A recurring scenario in post-Proposition 64 Unfair Competition Law cases has been this: the plaintiff files a UCL case on behalf of all persons allegedly injured by the business practice in question; and it becomes clear that he or she has sustained no actual injury, and therefore can't serve as a plaintiff. So the plaintiff seeks leave to conduct discovery to find a better representative plaintiff (the scenario can also come up in a more traditional class action setting, and it has).
More after the jump.
Here's how the cases have developed so far:
- Parris v. Superior Court (2003) 109 Cal.App.4th 285 held that in ruling on a motion to allow precertification discovery to identify potential class members, the court mus "expressly identify any potential abuses of the class action procedure that may be created if the discovery is permitted, and weigh the danger of such abuses against the rights of the parties under the circumstances." (Id. at pp. 300-301.)
- First American Title Ins. Co. v.
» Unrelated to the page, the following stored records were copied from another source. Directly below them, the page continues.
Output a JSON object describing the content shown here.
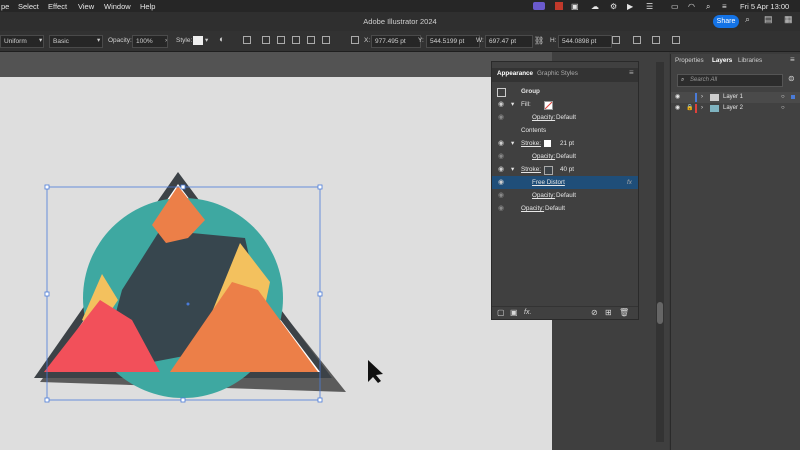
{
  "menubar": {
    "items": [
      "pe",
      "Select",
      "Effect",
      "View",
      "Window",
      "Help"
    ],
    "datetime": "Fri 5 Apr  13:00"
  },
  "window": {
    "title": "Adobe Illustrator 2024",
    "share_label": "Share"
  },
  "control_bar": {
    "stroke_profile": "Uniform",
    "brush": "Basic",
    "opacity_label": "Opacity:",
    "opacity_value": "100%",
    "style_label": "Style:",
    "x_label": "X:",
    "x_value": "977.495 pt",
    "y_label": "Y:",
    "y_value": "544.5199 pt",
    "w_label": "W:",
    "w_value": "697.47 pt",
    "h_label": "H:",
    "h_value": "544.0898 pt"
  },
  "appearance": {
    "tabs": [
      "Appearance",
      "Graphic Styles"
    ],
    "group_label": "Group",
    "fill_label": "Fill:",
    "opacity_label": "Opacity:",
    "opacity_default": "Default",
    "contents_label": "Contents",
    "stroke_label": "Stroke:",
    "stroke1_value": "21 pt",
    "stroke2_value": "40 pt",
    "effect_label": "Free Distort",
    "fx_label": "fx"
  },
  "layers_panel": {
    "tabs": [
      "Properties",
      "Layers",
      "Libraries"
    ],
    "search_placeholder": "Search All",
    "layers": [
      "Layer 1",
      "Layer 2"
    ]
  },
  "colors": {
    "teal": "#3ea8a1",
    "navy": "#37464e",
    "orange": "#ec7f48",
    "yellow": "#f3c15e",
    "red": "#f2505a",
    "selection_blue": "#4a7bd8",
    "layer1_color": "#4a7bd8",
    "layer2_color": "#e0413b"
  }
}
Superior Court (2007) 146 Cal.App.4th 1564, seemed to hold that when a plaintiff had never been a class member, such discovery was always such an abuse of the class action mechanism that no weighing process was necessary, and the plaintiff had no right to conduct discovery to find a better class representative; an order holding that he could was an abuse of discretion. CalBizLit's post on First American Title is here.
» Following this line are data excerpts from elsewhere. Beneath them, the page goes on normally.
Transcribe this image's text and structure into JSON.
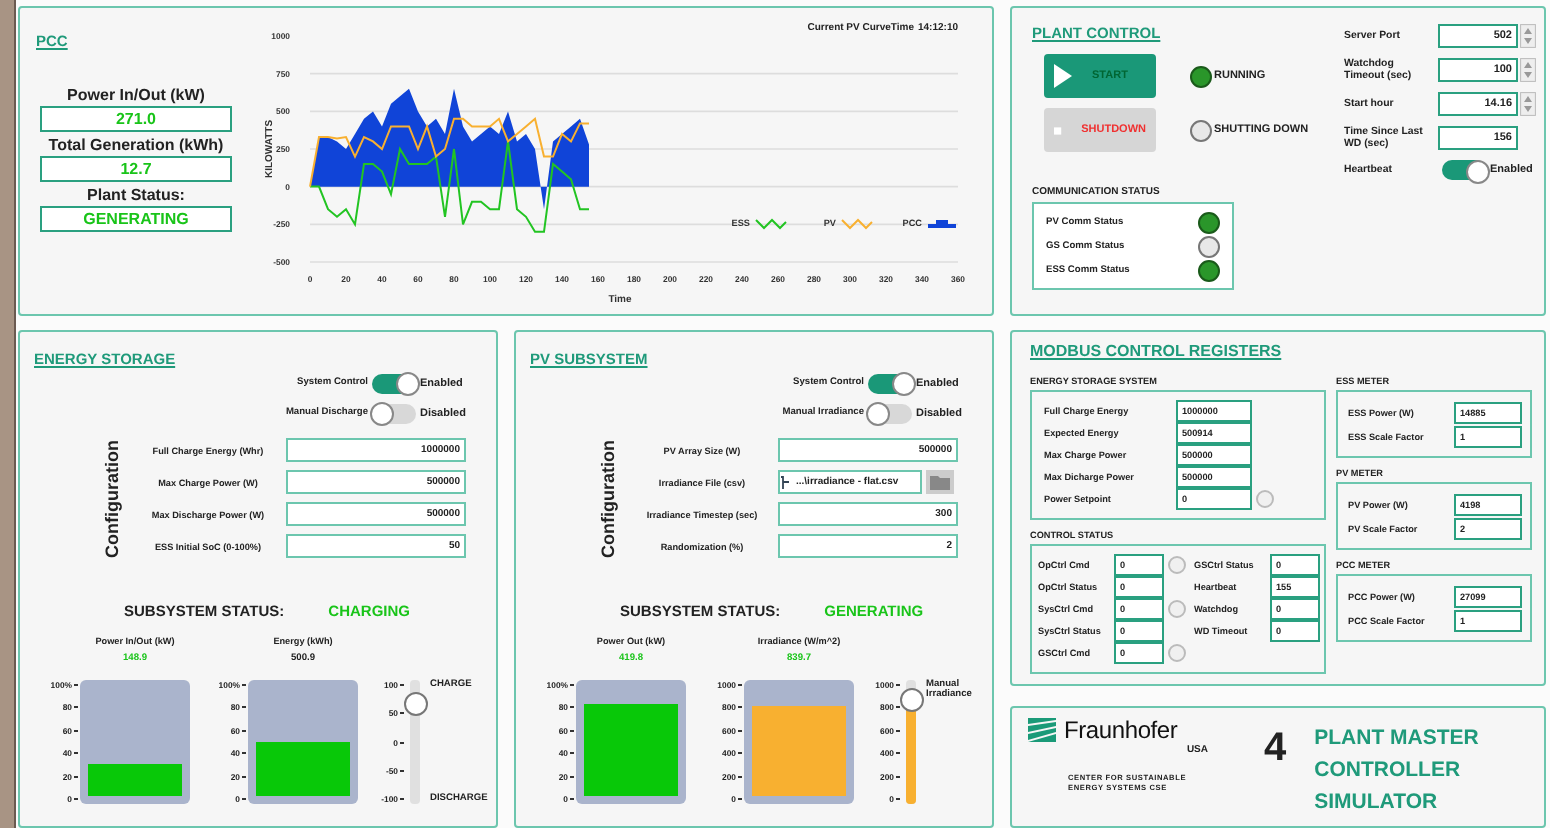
{
  "pcc": {
    "title": "PCC",
    "power_label": "Power In/Out (kW)",
    "power": "271.0",
    "generation_label": "Total Generation (kWh)",
    "generation": "12.7",
    "status_label": "Plant Status:",
    "status": "GENERATING",
    "curve_time_label": "Current PV CurveTime",
    "curve_time": "14:12:10",
    "chart_data": {
      "type": "line",
      "grid": true,
      "legend": "lower right",
      "xlabel": "Time",
      "ylabel": "KILOWATTS",
      "xlim": [
        0,
        360
      ],
      "ylim": [
        -500,
        1000
      ],
      "xticks": [
        0,
        20,
        40,
        60,
        80,
        100,
        120,
        140,
        160,
        180,
        200,
        220,
        240,
        260,
        280,
        300,
        320,
        340,
        360
      ],
      "yticks": [
        -500,
        -250,
        0,
        250,
        500,
        750,
        1000
      ],
      "x": [
        0,
        5,
        10,
        15,
        20,
        25,
        30,
        35,
        40,
        45,
        50,
        55,
        60,
        65,
        70,
        75,
        80,
        85,
        90,
        95,
        100,
        105,
        110,
        115,
        120,
        125,
        130,
        135,
        140,
        145,
        150,
        155
      ],
      "series": [
        {
          "name": "ESS",
          "color": "#22c422",
          "values": [
            0,
            0,
            -150,
            -200,
            -150,
            -250,
            150,
            150,
            100,
            -50,
            250,
            150,
            150,
            150,
            200,
            -200,
            250,
            -250,
            -100,
            -100,
            -150,
            -150,
            300,
            -150,
            -200,
            -300,
            -300,
            150,
            100,
            50,
            -150,
            -150
          ]
        },
        {
          "name": "PV",
          "color": "#f8b030",
          "values": [
            0,
            330,
            330,
            320,
            330,
            200,
            330,
            300,
            250,
            400,
            400,
            400,
            250,
            400,
            200,
            250,
            450,
            450,
            400,
            400,
            400,
            450,
            300,
            350,
            400,
            450,
            200,
            200,
            350,
            300,
            420,
            420
          ]
        },
        {
          "name": "PCC",
          "color": "#1044d8",
          "type": "area",
          "values": [
            0,
            330,
            330,
            300,
            250,
            350,
            450,
            500,
            400,
            550,
            600,
            650,
            500,
            400,
            450,
            350,
            650,
            400,
            300,
            350,
            400,
            350,
            500,
            300,
            350,
            250,
            -150,
            300,
            350,
            400,
            450,
            280
          ]
        }
      ]
    }
  },
  "plant_control": {
    "title": "PLANT CONTROL",
    "start": "START",
    "shutdown": "SHUTDOWN",
    "indicators": [
      {
        "label": "RUNNING",
        "on": true
      },
      {
        "label": "SHUTTING DOWN",
        "on": false
      }
    ],
    "settings": [
      {
        "label": "Server Port",
        "value": "502",
        "kind": "spinner"
      },
      {
        "label": "Watchdog Timeout (sec)",
        "value": "100",
        "kind": "spinner"
      },
      {
        "label": "Start hour",
        "value": "14.16",
        "kind": "spinner"
      },
      {
        "label": "Time Since Last WD (sec)",
        "value": "156",
        "kind": "readout"
      }
    ],
    "heartbeat": {
      "label": "Heartbeat",
      "on": true,
      "state": "Enabled"
    },
    "comm_title": "COMMUNICATION STATUS",
    "comm": [
      {
        "label": "PV Comm Status",
        "on": true
      },
      {
        "label": "GS Comm Status",
        "on": false
      },
      {
        "label": "ESS Comm Status",
        "on": true
      }
    ]
  },
  "energy_storage": {
    "title": "ENERGY STORAGE",
    "switches": [
      {
        "label": "System Control",
        "on": true,
        "state": "Enabled"
      },
      {
        "label": "Manual  Discharge",
        "on": false,
        "state": "Disabled"
      }
    ],
    "config_title": "Configuration",
    "config": [
      {
        "label": "Full Charge Energy (Whr)",
        "value": "1000000"
      },
      {
        "label": "Max Charge Power (W)",
        "value": "500000"
      },
      {
        "label": "Max Discharge Power (W)",
        "value": "500000"
      },
      {
        "label": "ESS Initial SoC (0-100%)",
        "value": "50"
      }
    ],
    "status_label": "SUBSYSTEM STATUS:",
    "status": "CHARGING",
    "gauges": [
      {
        "label": "Power In/Out (kW)",
        "reading": "148.9",
        "active": true,
        "color": "#08c808",
        "level": 0.3,
        "ticks": [
          "100%",
          "80",
          "60",
          "40",
          "20",
          "0"
        ]
      },
      {
        "label": "Energy (kWh)",
        "reading": "500.9",
        "active": false,
        "color": "#08c808",
        "level": 0.5,
        "ticks": [
          "100%",
          "80",
          "60",
          "40",
          "20",
          "0"
        ]
      }
    ],
    "slider": {
      "filled": false,
      "level": 0.8,
      "ticks": [
        "100",
        "50",
        "0",
        "-50",
        "-100"
      ],
      "top_label": "CHARGE",
      "bottom_label": "DISCHARGE"
    }
  },
  "pv_subsystem": {
    "title": "PV SUBSYSTEM",
    "switches": [
      {
        "label": "System Control",
        "on": true,
        "state": "Enabled"
      },
      {
        "label": "Manual Irradiance",
        "on": false,
        "state": "Disabled"
      }
    ],
    "config_title": "Configuration",
    "config": [
      {
        "label": "PV Array Size (W)",
        "value": "500000"
      },
      {
        "label": "Irradiance File (csv)",
        "value": "...\\irradiance - flat.csv",
        "kind": "file"
      },
      {
        "label": "Irradiance Timestep (sec)",
        "value": "300"
      },
      {
        "label": "Randomization (%)",
        "value": "2"
      }
    ],
    "status_label": "SUBSYSTEM STATUS:",
    "status": "GENERATING",
    "gauges": [
      {
        "label": "Power Out (kW)",
        "reading": "419.8",
        "active": true,
        "color": "#08c808",
        "level": 0.85,
        "ticks": [
          "100%",
          "80",
          "60",
          "40",
          "20",
          "0"
        ]
      },
      {
        "label": "Irradiance (W/m^2)",
        "reading": "839.7",
        "active": true,
        "color": "#f8b030",
        "level": 0.84,
        "ticks": [
          "1000",
          "800",
          "600",
          "400",
          "200",
          "0"
        ]
      }
    ],
    "slider": {
      "filled": true,
      "level": 0.84,
      "ticks": [
        "1000",
        "800",
        "600",
        "400",
        "200",
        "0"
      ],
      "top_label": "Manual Irradiance"
    }
  },
  "modbus": {
    "title": "MODBUS CONTROL REGISTERS",
    "ess_title": "ENERGY STORAGE SYSTEM",
    "ess": [
      {
        "label": "Full Charge Energy",
        "value": "1000000",
        "kind": "value"
      },
      {
        "label": "Expected Energy",
        "value": "500914",
        "kind": "value"
      },
      {
        "label": "Max Charge Power",
        "value": "500000",
        "kind": "value"
      },
      {
        "label": "Max Dicharge Power",
        "value": "500000",
        "kind": "value"
      },
      {
        "label": "Power Setpoint",
        "value": "0",
        "kind": "led",
        "on": false
      }
    ],
    "control_title": "CONTROL STATUS",
    "control_left": [
      {
        "label": "OpCtrl Cmd",
        "value": "0",
        "kind": "led",
        "on": false
      },
      {
        "label": "OpCtrl Status",
        "value": "0",
        "kind": "value"
      },
      {
        "label": "SysCtrl Cmd",
        "value": "0",
        "kind": "led",
        "on": false
      },
      {
        "label": "SysCtrl Status",
        "value": "0",
        "kind": "value"
      },
      {
        "label": "GSCtrl Cmd",
        "value": "0",
        "kind": "led",
        "on": false
      }
    ],
    "control_right": [
      {
        "label": "GSCtrl Status",
        "value": "0"
      },
      {
        "label": "Heartbeat",
        "value": "155"
      },
      {
        "label": "Watchdog",
        "value": "0"
      },
      {
        "label": "WD Timeout",
        "value": "0"
      }
    ],
    "meters": [
      {
        "title": "ESS METER",
        "rows": [
          {
            "label": "ESS Power (W)",
            "value": "14885"
          },
          {
            "label": "ESS Scale Factor",
            "value": "1"
          }
        ]
      },
      {
        "title": "PV METER",
        "rows": [
          {
            "label": "PV Power (W)",
            "value": "4198"
          },
          {
            "label": "PV Scale Factor",
            "value": "2"
          }
        ]
      },
      {
        "title": "PCC METER",
        "rows": [
          {
            "label": "PCC Power (W)",
            "value": "27099"
          },
          {
            "label": "PCC Scale Factor",
            "value": "1"
          }
        ]
      }
    ]
  },
  "footer": {
    "logo": "Fraunhofer",
    "logo_sub": "USA",
    "caption": "CENTER FOR SUSTAINABLE ENERGY SYSTEMS CSE",
    "number": "4",
    "title": "PLANT MASTER CONTROLLER SIMULATOR"
  }
}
- Cryoport Systems v. CNA Ins. Cos. (2007) 149 Cal.App.4th 627 was a case where the facts were kind of a mess, but quoted First American Title in support of a holding that a plaintiff who lost UCL standing because of Proposition 64 could not conduct discovery to find a better plaintiff. CalBizLit posted on this one here.
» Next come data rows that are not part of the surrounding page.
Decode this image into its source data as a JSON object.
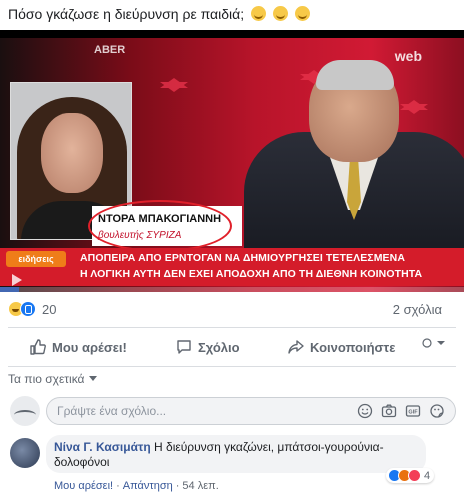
{
  "post": {
    "text": "Πόσο γκάζωσε η διεύρυνση ρε παιδιά;"
  },
  "video": {
    "channel_logo": "web",
    "corner_logo": "ABER",
    "top_ticker": "",
    "name_tag": {
      "name": "ΝΤΟΡΑ ΜΠΑΚΟΓΙΑΝΝΗ",
      "role": "βουλευτής ΣΥΡΙΖΑ",
      "mini_caption": ""
    },
    "ticker_badge": "ειδήσεις",
    "ticker_line_1": "ΑΠΟΠΕΙΡΑ ΑΠΟ ΕΡΝΤΟΓΑΝ ΝΑ ΔΗΜΙΟΥΡΓΗΣΕΙ ΤΕΤΕΛΕΣΜΕΝΑ",
    "ticker_line_2": "Η ΛΟΓΙΚΗ ΑΥΤΗ ΔΕΝ ΕΧΕΙ ΑΠΟΔΟΧΗ ΑΠΟ ΤΗ ΔΙΕΘΝΗ ΚΟΙΝΟΤΗΤΑ",
    "progress_fraction": 0.04
  },
  "stats": {
    "reactions_count": "20",
    "comments_label": "2 σχόλια"
  },
  "actions": {
    "like": "Μου αρέσει!",
    "comment": "Σχόλιο",
    "share": "Κοινοποιήστε"
  },
  "comments": {
    "sort_label": "Τα πιο σχετικά",
    "input_placeholder": "Γράψτε ένα σχόλιο...",
    "items": [
      {
        "author": "Νίνα Γ. Κασιμάτη",
        "text": "Η διεύρυνση γκαζώνει, μπάτσοι-γουρούνια-δολοφόνοι",
        "reactions": "4",
        "like_label": "Μου αρέσει!",
        "reply_label": "Απάντηση",
        "time": "54 λεπ."
      }
    ]
  },
  "colors": {
    "link": "#385898",
    "facebook_blue": "#1877f2",
    "ticker_red": "#d41c2a",
    "text_secondary": "#606770"
  }
}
- Well, at this point defendants encountering this scenario really thought they were sitting pretty. Then along comes Cashcall, Inc. v. Superior Court (2008) 159 Cal.App.4th 273. There, the plaintiffs had never been class members. When they found that out, they substituted new class representatives who, as it turned out, had never been class members either. In a decision that is awfully, awfully hard to reconcile with First American Title and Cryoport Systems, the CashCall court held that plaintiffs who had never had standing should not necessarily be treated less favorably than plaintiffs who once had but lost standing, and that the Parris weighing test applied. Remember, in First American Title, after the trial court had failed to weigh under Parris, the Court of Appeal held there was no reason to weigh, and that the plaintiff would not be allowed discovery no matter what.
Now, we have a new case (you were wondering when I was going to get to that, right?) It's Safeco Insurance Company of America v. Superior Court (April 30, 2009) ___Cal.App.4th___ (B213044). In Safeco, the plaintiff got shut down mid-case by Proposition 64. But then she filed a new case, with a new theory, under which she not only should have known but actually knew that she had never been a class member. The trial court held that not only had she abused the class action process, but she had abused discovery as well by first conducting merits discovery, then changing gears and trying to conduct discovery to find another class representative. And the Court of Appeal agreed. Nonetheless, after seemingly distinguishing First American Title and Cryoport Systems out of existence, both the trial court and the Court of Appeal said still, after balancing, discovery should be permitted.
So what seemed not long ago like a very narrow window for conducting discovery to find new class representatives seems to have turned into a very wide door.